(Let me start this long post with a note. If you’re a regular reader, you’ll probably want to read this whole post. But if you’ve found this because you’re a parent researching the Sara Curry Preschool at Little Missionary's Day Nursery, you may want to skip to the end. You’re already living what’s in the first half.)
My sister in Chicago emailed me the other day with a link to a TV program that will be airing sometime soon. I forget exactly what the details were, but the topic of the show was the cut-throat competitiveness required to get a child into a good New York school.
You’ve heard this story before, right? The media resurrects the story every year. The trouble is, it’s always presented wrong.
Every time I’ve seen any sort of “expose” of New York schools, it focuses on the Upper East Side of Manhattan and getting into the “right” school. Parents do all sorts of crazy and even unethical things to get their child into the preschool or private school of their choice. (Remember the Salomon Smith Barney equity analyst Jack Grubman who upped his rating on AT&T stock in order to get his twins into a certain preschool?)
Inevitably, this makes all New York parents look ridiculous. Personally, I would prefer that my daughter not go to school with well-connected social climbers of the moneyed set. I want her to get a good education and have a happy childhood, and I think it’s more difficult to do that when other parents of children in the class have different priorities.
I’ve mentioned this struggle before, but so far I haven’t really seen the story told of how regular parents fight (and often fail) to get what would be considered a choice-of-last-resort in another other American city—a slot in what’s no more than an average kindergarten or preschool program.

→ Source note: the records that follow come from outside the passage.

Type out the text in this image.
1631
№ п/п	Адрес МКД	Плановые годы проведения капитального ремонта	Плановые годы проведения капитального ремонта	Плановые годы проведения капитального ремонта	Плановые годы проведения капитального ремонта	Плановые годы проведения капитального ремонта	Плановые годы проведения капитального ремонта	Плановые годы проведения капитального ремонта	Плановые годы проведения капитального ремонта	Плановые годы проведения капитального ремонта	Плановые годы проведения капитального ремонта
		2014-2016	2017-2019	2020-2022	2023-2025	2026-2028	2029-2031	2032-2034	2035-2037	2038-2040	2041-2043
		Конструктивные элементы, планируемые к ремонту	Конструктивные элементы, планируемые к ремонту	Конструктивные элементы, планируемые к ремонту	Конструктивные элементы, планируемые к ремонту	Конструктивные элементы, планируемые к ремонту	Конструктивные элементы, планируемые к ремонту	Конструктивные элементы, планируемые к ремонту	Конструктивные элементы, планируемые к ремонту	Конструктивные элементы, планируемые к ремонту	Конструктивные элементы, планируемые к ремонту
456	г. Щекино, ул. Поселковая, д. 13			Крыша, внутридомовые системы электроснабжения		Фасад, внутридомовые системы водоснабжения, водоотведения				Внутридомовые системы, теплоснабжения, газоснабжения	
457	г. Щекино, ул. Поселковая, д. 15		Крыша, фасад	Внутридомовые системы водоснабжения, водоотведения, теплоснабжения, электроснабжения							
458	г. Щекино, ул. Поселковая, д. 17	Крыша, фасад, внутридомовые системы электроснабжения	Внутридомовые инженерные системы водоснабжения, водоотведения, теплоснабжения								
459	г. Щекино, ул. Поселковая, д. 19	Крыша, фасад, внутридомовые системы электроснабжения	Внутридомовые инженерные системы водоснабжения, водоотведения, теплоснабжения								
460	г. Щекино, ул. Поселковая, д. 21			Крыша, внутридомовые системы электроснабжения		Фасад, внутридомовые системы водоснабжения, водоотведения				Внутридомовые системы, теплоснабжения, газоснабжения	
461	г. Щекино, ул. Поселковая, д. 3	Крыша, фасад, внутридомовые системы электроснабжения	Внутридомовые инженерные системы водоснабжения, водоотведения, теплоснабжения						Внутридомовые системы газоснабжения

I’m going to tell that story. It’s not a sensationalistic one like TV producers prefer. I’m not going to set up a nouveau-riche, social-climbing straw man just to knock him down. But I am going to tell you about what’s happening today in New York because of the imbalance between supply and demand.
There was a story in the New York Times yesterday about the shortage of kindergarten space in New York City public schools. The article talks about how too many children are still on waiting lists for kindergarten assignments for next fall, and how their parents are panicking that there won’t be a school for their child to attend. Any school. No one at the Board of Education, it appears, tracks birth rates in the City and plans for what the school system’s capacity will need to be in coming years.

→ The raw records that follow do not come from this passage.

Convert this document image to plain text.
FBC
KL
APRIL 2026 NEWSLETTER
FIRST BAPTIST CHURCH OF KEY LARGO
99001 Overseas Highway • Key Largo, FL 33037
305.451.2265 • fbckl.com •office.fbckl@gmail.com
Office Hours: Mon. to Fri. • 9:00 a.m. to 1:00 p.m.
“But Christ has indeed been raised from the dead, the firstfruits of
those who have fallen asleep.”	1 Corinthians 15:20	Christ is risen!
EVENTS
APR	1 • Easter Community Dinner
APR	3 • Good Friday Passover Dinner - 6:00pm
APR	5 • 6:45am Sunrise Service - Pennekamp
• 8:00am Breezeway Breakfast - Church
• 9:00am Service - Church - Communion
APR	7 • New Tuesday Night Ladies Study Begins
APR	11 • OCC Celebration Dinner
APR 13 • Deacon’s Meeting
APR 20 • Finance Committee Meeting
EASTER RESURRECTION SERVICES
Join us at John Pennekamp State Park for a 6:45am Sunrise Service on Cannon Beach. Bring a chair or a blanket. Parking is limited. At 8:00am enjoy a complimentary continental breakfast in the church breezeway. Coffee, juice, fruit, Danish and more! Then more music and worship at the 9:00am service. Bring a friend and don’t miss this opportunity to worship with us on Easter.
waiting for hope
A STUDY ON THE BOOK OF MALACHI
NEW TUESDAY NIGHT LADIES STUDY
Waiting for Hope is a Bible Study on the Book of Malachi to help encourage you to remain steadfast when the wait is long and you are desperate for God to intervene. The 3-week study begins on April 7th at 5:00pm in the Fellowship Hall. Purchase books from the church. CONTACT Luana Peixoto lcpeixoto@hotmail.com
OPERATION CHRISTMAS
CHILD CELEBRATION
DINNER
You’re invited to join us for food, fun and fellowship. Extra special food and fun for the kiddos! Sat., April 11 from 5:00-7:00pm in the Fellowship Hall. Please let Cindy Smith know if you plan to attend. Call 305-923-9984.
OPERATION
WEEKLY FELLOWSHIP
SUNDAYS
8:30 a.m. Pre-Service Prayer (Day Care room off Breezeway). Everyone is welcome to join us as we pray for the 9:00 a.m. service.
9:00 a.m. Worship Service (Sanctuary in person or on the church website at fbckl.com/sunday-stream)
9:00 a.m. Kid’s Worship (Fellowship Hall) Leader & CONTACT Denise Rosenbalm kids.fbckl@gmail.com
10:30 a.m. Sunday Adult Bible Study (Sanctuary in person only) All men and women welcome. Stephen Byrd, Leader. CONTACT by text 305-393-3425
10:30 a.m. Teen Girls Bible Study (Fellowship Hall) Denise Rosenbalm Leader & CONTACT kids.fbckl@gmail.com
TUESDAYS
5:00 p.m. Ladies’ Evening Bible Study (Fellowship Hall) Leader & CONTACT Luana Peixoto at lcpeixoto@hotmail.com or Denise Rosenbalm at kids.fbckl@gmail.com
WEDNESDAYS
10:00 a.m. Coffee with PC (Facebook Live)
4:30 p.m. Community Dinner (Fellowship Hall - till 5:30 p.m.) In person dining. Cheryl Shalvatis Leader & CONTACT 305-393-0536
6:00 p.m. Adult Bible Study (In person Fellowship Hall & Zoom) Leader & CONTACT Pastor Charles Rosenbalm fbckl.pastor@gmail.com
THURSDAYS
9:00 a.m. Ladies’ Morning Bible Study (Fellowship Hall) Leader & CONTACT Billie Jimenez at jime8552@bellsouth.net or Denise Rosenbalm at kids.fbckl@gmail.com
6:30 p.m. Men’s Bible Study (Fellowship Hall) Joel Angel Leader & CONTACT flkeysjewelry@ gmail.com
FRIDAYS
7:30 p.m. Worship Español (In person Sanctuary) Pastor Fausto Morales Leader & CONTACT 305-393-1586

Some public schools in this city are good, and others are not so great. The situation is especially bad in neighborhoods with good schools. Parents with young children move into these neighborhoods to be able to send their kids to the local public school. But these schools don’t have space. The article talks about one family whose child is number 79 on a wait list that’s 90 children long to get into one of the two neighborhood public schools.
It’s that bad here, and it’s only going to get worse in the next few years. “Suck it up and send your kid to a private school,” you’re thinking. You don’t know New York, do you? Private school slots are as difficult to get here, and the median price of private school tuition in Manhattan is $32,000 a year. Yes, $32,000 a year. For kindergarten.

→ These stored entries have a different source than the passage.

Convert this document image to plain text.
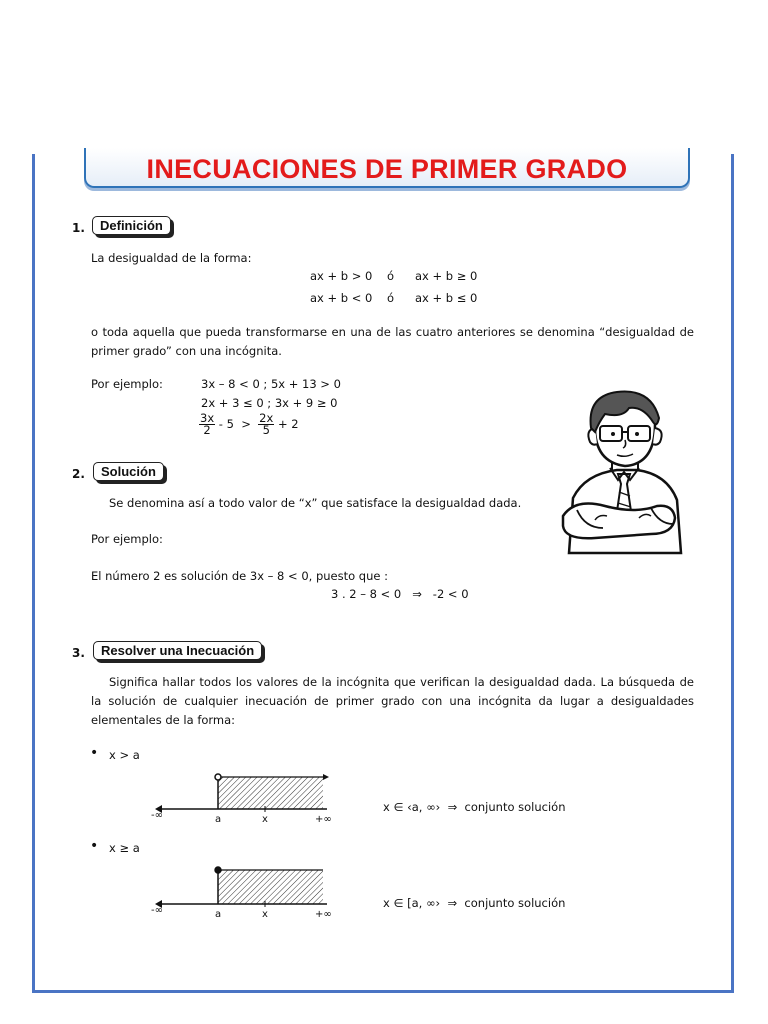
INECUACIONES DE PRIMER GRADO
1.	Definición
La desigualdad de la forma:
ax + b > 0 ó ax + b ≥ 0
ax + b < 0 ó ax + b ≤ 0
o toda aquella que pueda transformarse en una de las cuatro anteriores se denomina “desigualdad de primer grado” con una incógnita.
Por ejemplo:	3x – 8 < 0 ; 5x + 13 > 0
2x + 3 ≤ 0 ; 3x + 9 ≥ 0
$\frac{3x}{2} - 5 > \frac{2x}{5} + 2$
2.	Solución
Se denomina así a todo valor de “x” que satisface la desigualdad dada.
Por ejemplo:
El número 2 es solución de 3x – 8 < 0, puesto que :
3 . 2 – 8 < 0   ⇒   -2 < 0
3.	Resolver una Inecuación
Significa hallar todos los valores de la incógnita que verifican la desigualdad dada. La búsqueda de la solución de cualquier inecuación de primer grado con una incógnita da lugar a desigualdades elementales de la forma:
• x > a
-∞	a	x	+∞
x ∈ ‹a, ∞›  ⇒  conjunto solución
• x ≥ a
-∞	a	x	+∞
x ∈ [a, ∞›  ⇒  conjunto solución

This is what we have to look forward to when we start applying to kindergarten programs for S next year. And while we haven’t even really entered the system yet, we’re already starting to see what the experience will be like.
We’re currently in the lottery for one of the coveted slots in a “Universal Pre-K” program for next year. That’s what they call it in New York State, but the “Universal” part is a misnomer. Since a pre-K program isn’t required by law (even though our lawmakers have said that they want pre-K programs to be available to all New Yorkers), there’s no guarantee that a child will get into one. (If you’re interested, there was a good article in the Times about this a while ago, too.) There are many, many more applicants than spots available. One of Tsia’s current classmates lives in a district in Brooklyn that will only have spaces for 10% of applicants.
So as a parent, can you hedge your bets by joining the lottery for the universal pre-K program and fall back on a private-school option if you don’t get in? Unfortunately, not. The way the Board of Education sets the timing for the process, it’s impossible to both go for a pre-K slot and register for a private pre-K program. Private programs require commitment and significant deposits more than a month before the pre-K applications are even due for the public school system.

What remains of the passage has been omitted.